Im Philippusevangelium, das 1945 in Ägypten gefunden wurde, heißt es, Jesus liebte Maria Magdalena mehr als alle Jünger und küsste sie oft auf den Mund. Vor einigen Jahren stieß man in der Ruinenstätte Qumran am Toten Meer erneut auf Schriftrollen aus dem antiken Judentum in Tongefäßen; in den fünfziger Jahren hatte man bereits über 800 entdeckt. Jesus wird nun auf einem Stück Papyrus zitiert, er spricht von Maria Magdalena als seiner Frau, was einer unerhörten Offenbarung gleichkommt. Ohne in Spekulationen à la Dan Brown verfallen zu wollen: Diese Aussage bestätigt nicht nur seit Langem gehegte Vermutungen, Jesus erhöht Maria Magdalena und gesteht der Frau an sich eine ganz neue Würde zu.

 

Die Speisung der 5.000

Schroth erzählt, dass Magdala einer der größten Orte Galiläas gewesen sei, in dem nach dem römisch-jüdischen Geschichtsschreiber Flavius Josephus 37.000 Einwohner lebten.
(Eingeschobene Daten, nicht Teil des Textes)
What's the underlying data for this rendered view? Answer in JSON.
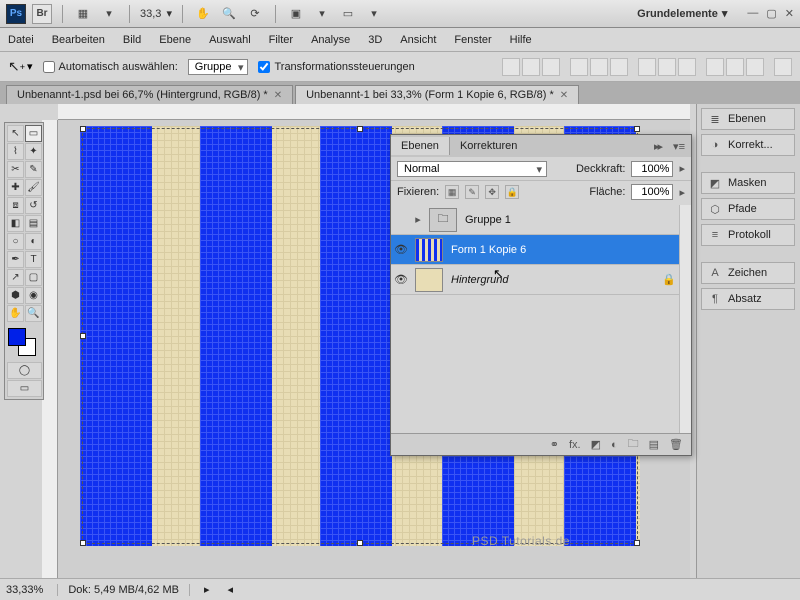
{
  "topbar": {
    "zoom": "33,3",
    "workspace": "Grundelemente"
  },
  "menu": [
    "Datei",
    "Bearbeiten",
    "Bild",
    "Ebene",
    "Auswahl",
    "Filter",
    "Analyse",
    "3D",
    "Ansicht",
    "Fenster",
    "Hilfe"
  ],
  "options": {
    "auto_select": "Automatisch auswählen:",
    "group": "Gruppe",
    "transform_controls": "Transformationssteuerungen"
  },
  "tabs": [
    {
      "label": "Unbenannt-1.psd bei 66,7% (Hintergrund, RGB/8) *",
      "active": false
    },
    {
      "label": "Unbenannt-1 bei 33,3% (Form 1 Kopie 6, RGB/8) *",
      "active": true
    }
  ],
  "dock": {
    "ebenen": "Ebenen",
    "korrekt": "Korrekt...",
    "masken": "Masken",
    "pfade": "Pfade",
    "protokoll": "Protokoll",
    "zeichen": "Zeichen",
    "absatz": "Absatz"
  },
  "layers_panel": {
    "tab_ebenen": "Ebenen",
    "tab_korrekturen": "Korrekturen",
    "blend": "Normal",
    "opacity_label": "Deckkraft:",
    "opacity": "100%",
    "lock_label": "Fixieren:",
    "fill_label": "Fläche:",
    "fill": "100%",
    "layers": [
      {
        "name": "Gruppe 1",
        "type": "group"
      },
      {
        "name": "Form 1 Kopie 6",
        "type": "shape",
        "selected": true
      },
      {
        "name": "Hintergrund",
        "type": "bg",
        "locked": true
      }
    ]
  },
  "status": {
    "zoom": "33,33%",
    "doc": "Dok: 5,49 MB/4,62 MB"
  },
  "colors": {
    "foreground": "#0020e8",
    "background": "#ffffff",
    "stripe": "#1030f0",
    "canvas_bg": "#e8ddb5"
  },
  "watermark": "PSD Tutorials.de"
}
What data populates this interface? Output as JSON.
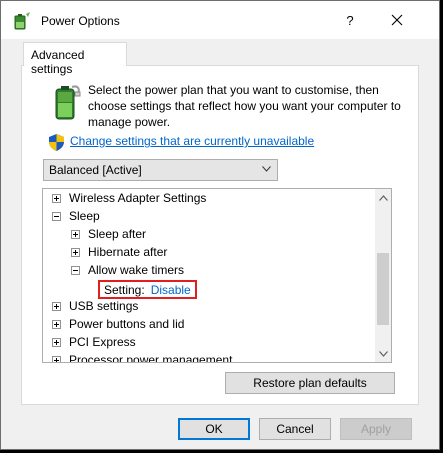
{
  "window": {
    "title": "Power Options",
    "help_label": "?",
    "close_label": "✕"
  },
  "tab": {
    "label": "Advanced settings"
  },
  "description": "Select the power plan that you want to customise, then choose settings that reflect how you want your computer to manage power.",
  "change_link": "Change settings that are currently unavailable",
  "plan_select": {
    "value": "Balanced [Active]"
  },
  "tree": {
    "items": [
      {
        "label": "Wireless Adapter Settings",
        "expander": "+",
        "level": 0
      },
      {
        "label": "Sleep",
        "expander": "−",
        "level": 0
      },
      {
        "label": "Sleep after",
        "expander": "+",
        "level": 1
      },
      {
        "label": "Hibernate after",
        "expander": "+",
        "level": 1
      },
      {
        "label": "Allow wake timers",
        "expander": "−",
        "level": 1
      },
      {
        "label": "USB settings",
        "expander": "+",
        "level": 0
      },
      {
        "label": "Power buttons and lid",
        "expander": "+",
        "level": 0
      },
      {
        "label": "PCI Express",
        "expander": "+",
        "level": 0
      },
      {
        "label": "Processor power management",
        "expander": "+",
        "level": 0
      }
    ],
    "setting": {
      "label": "Setting:",
      "value": "Disable"
    }
  },
  "buttons": {
    "restore": "Restore plan defaults",
    "ok": "OK",
    "cancel": "Cancel",
    "apply": "Apply"
  },
  "colors": {
    "link": "#0066cc",
    "highlight_border": "#e02020",
    "focus_border": "#0078d7"
  }
}
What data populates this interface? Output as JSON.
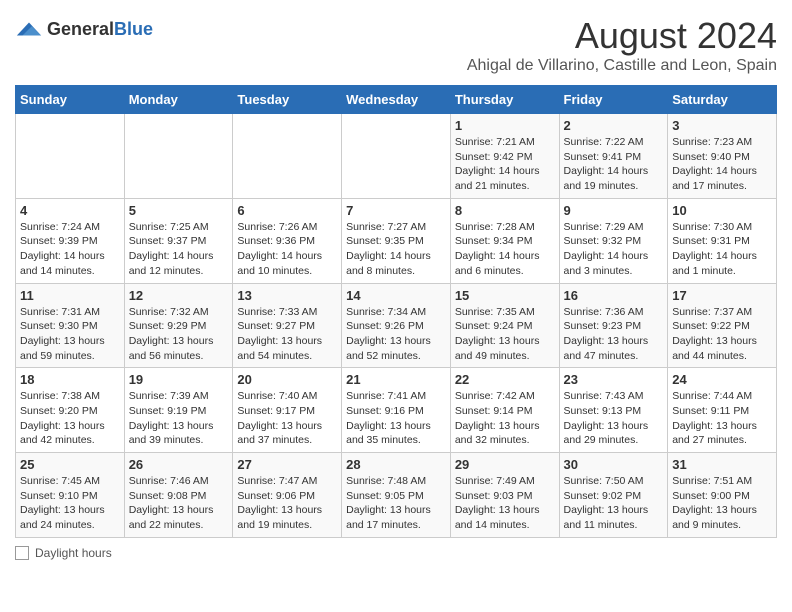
{
  "logo": {
    "general": "General",
    "blue": "Blue"
  },
  "title": "August 2024",
  "subtitle": "Ahigal de Villarino, Castille and Leon, Spain",
  "days_of_week": [
    "Sunday",
    "Monday",
    "Tuesday",
    "Wednesday",
    "Thursday",
    "Friday",
    "Saturday"
  ],
  "footer": {
    "label": "Daylight hours"
  },
  "weeks": [
    [
      {
        "day": "",
        "info": ""
      },
      {
        "day": "",
        "info": ""
      },
      {
        "day": "",
        "info": ""
      },
      {
        "day": "",
        "info": ""
      },
      {
        "day": "1",
        "info": "Sunrise: 7:21 AM\nSunset: 9:42 PM\nDaylight: 14 hours and 21 minutes."
      },
      {
        "day": "2",
        "info": "Sunrise: 7:22 AM\nSunset: 9:41 PM\nDaylight: 14 hours and 19 minutes."
      },
      {
        "day": "3",
        "info": "Sunrise: 7:23 AM\nSunset: 9:40 PM\nDaylight: 14 hours and 17 minutes."
      }
    ],
    [
      {
        "day": "4",
        "info": "Sunrise: 7:24 AM\nSunset: 9:39 PM\nDaylight: 14 hours and 14 minutes."
      },
      {
        "day": "5",
        "info": "Sunrise: 7:25 AM\nSunset: 9:37 PM\nDaylight: 14 hours and 12 minutes."
      },
      {
        "day": "6",
        "info": "Sunrise: 7:26 AM\nSunset: 9:36 PM\nDaylight: 14 hours and 10 minutes."
      },
      {
        "day": "7",
        "info": "Sunrise: 7:27 AM\nSunset: 9:35 PM\nDaylight: 14 hours and 8 minutes."
      },
      {
        "day": "8",
        "info": "Sunrise: 7:28 AM\nSunset: 9:34 PM\nDaylight: 14 hours and 6 minutes."
      },
      {
        "day": "9",
        "info": "Sunrise: 7:29 AM\nSunset: 9:32 PM\nDaylight: 14 hours and 3 minutes."
      },
      {
        "day": "10",
        "info": "Sunrise: 7:30 AM\nSunset: 9:31 PM\nDaylight: 14 hours and 1 minute."
      }
    ],
    [
      {
        "day": "11",
        "info": "Sunrise: 7:31 AM\nSunset: 9:30 PM\nDaylight: 13 hours and 59 minutes."
      },
      {
        "day": "12",
        "info": "Sunrise: 7:32 AM\nSunset: 9:29 PM\nDaylight: 13 hours and 56 minutes."
      },
      {
        "day": "13",
        "info": "Sunrise: 7:33 AM\nSunset: 9:27 PM\nDaylight: 13 hours and 54 minutes."
      },
      {
        "day": "14",
        "info": "Sunrise: 7:34 AM\nSunset: 9:26 PM\nDaylight: 13 hours and 52 minutes."
      },
      {
        "day": "15",
        "info": "Sunrise: 7:35 AM\nSunset: 9:24 PM\nDaylight: 13 hours and 49 minutes."
      },
      {
        "day": "16",
        "info": "Sunrise: 7:36 AM\nSunset: 9:23 PM\nDaylight: 13 hours and 47 minutes."
      },
      {
        "day": "17",
        "info": "Sunrise: 7:37 AM\nSunset: 9:22 PM\nDaylight: 13 hours and 44 minutes."
      }
    ],
    [
      {
        "day": "18",
        "info": "Sunrise: 7:38 AM\nSunset: 9:20 PM\nDaylight: 13 hours and 42 minutes."
      },
      {
        "day": "19",
        "info": "Sunrise: 7:39 AM\nSunset: 9:19 PM\nDaylight: 13 hours and 39 minutes."
      },
      {
        "day": "20",
        "info": "Sunrise: 7:40 AM\nSunset: 9:17 PM\nDaylight: 13 hours and 37 minutes."
      },
      {
        "day": "21",
        "info": "Sunrise: 7:41 AM\nSunset: 9:16 PM\nDaylight: 13 hours and 35 minutes."
      },
      {
        "day": "22",
        "info": "Sunrise: 7:42 AM\nSunset: 9:14 PM\nDaylight: 13 hours and 32 minutes."
      },
      {
        "day": "23",
        "info": "Sunrise: 7:43 AM\nSunset: 9:13 PM\nDaylight: 13 hours and 29 minutes."
      },
      {
        "day": "24",
        "info": "Sunrise: 7:44 AM\nSunset: 9:11 PM\nDaylight: 13 hours and 27 minutes."
      }
    ],
    [
      {
        "day": "25",
        "info": "Sunrise: 7:45 AM\nSunset: 9:10 PM\nDaylight: 13 hours and 24 minutes."
      },
      {
        "day": "26",
        "info": "Sunrise: 7:46 AM\nSunset: 9:08 PM\nDaylight: 13 hours and 22 minutes."
      },
      {
        "day": "27",
        "info": "Sunrise: 7:47 AM\nSunset: 9:06 PM\nDaylight: 13 hours and 19 minutes."
      },
      {
        "day": "28",
        "info": "Sunrise: 7:48 AM\nSunset: 9:05 PM\nDaylight: 13 hours and 17 minutes."
      },
      {
        "day": "29",
        "info": "Sunrise: 7:49 AM\nSunset: 9:03 PM\nDaylight: 13 hours and 14 minutes."
      },
      {
        "day": "30",
        "info": "Sunrise: 7:50 AM\nSunset: 9:02 PM\nDaylight: 13 hours and 11 minutes."
      },
      {
        "day": "31",
        "info": "Sunrise: 7:51 AM\nSunset: 9:00 PM\nDaylight: 13 hours and 9 minutes."
      }
    ]
  ]
}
Wie leicht konnten 5.000 von hier in Tabgha gewesen sein, um Jesus zu hören, denke ich, und anschließend von ihm beköstigt zu werden; für die wenigen Kilometer brauchte man zu Fuß nicht mehr als ein paar Stunden. Die römisch-katholische Kirche in Tabgha, die auf byzantinischen Vorgängerbauten aus dem vierten und fünften Jahrhundert errichtet wurde, erinnert an die wundersame Brot- und Fischvermehrung. Nazareth dagegen wies in dieser Zeit nicht einmal eintausend Einwohner auf. Die jüdische Rebellion 66 nach Christus läutete das Ende der Stadt ein, zwei Jahre später eroberten römische Legionäre Magdala, sie griffen von der Seeseite her an, das Wasser soll vom Blut der Opfer rot gefärbt gewesen sein. Die Sieger verkauften 30.000 Menschen in die Sklaverei, die Stadt wurde zerstört.

Wilfried Schroth führt mich durch die vom Schutt der fast 2.000 Jahre befreiten Straßenzüge. Es ist, als führte er mich durch seine eigene Stadt. Die Wände der Häuser erheben sich kniehoch. Wir betreten die Synagoge, sie ist die älteste in Galiläa. Anhand der mit vielen Schmuckelementen gestalteten Steine ist zu erkennen, dass die Stadt reich gewesen sein muss. Im Zentrum des Baus erhebt sich das Podest, auch Magdala-Stein genannt, auf dem die Thora zum Gebet abgelegt wurde. Er zeigt auf der Frontseite eine eingravierte Menora, den siebenarmigen Leuchter, der die Tage der Woche symbolisiert. Die Ausgrabung dieses Steins ist nach offiziellen Angaben der aufsehenerregendste archäologische Fund der letzten 50 Jahre in Israel (natürlich sehen wir nur eine Kopie). Wir erreichen die Wohnbereiche der Wohlhabenden, dann die Viertel der ärmeren Bevölkerung mit den kleineren Räumen und schmaleren Wänden, schließlich die Ställe und Fisch verarbeitenden Orte.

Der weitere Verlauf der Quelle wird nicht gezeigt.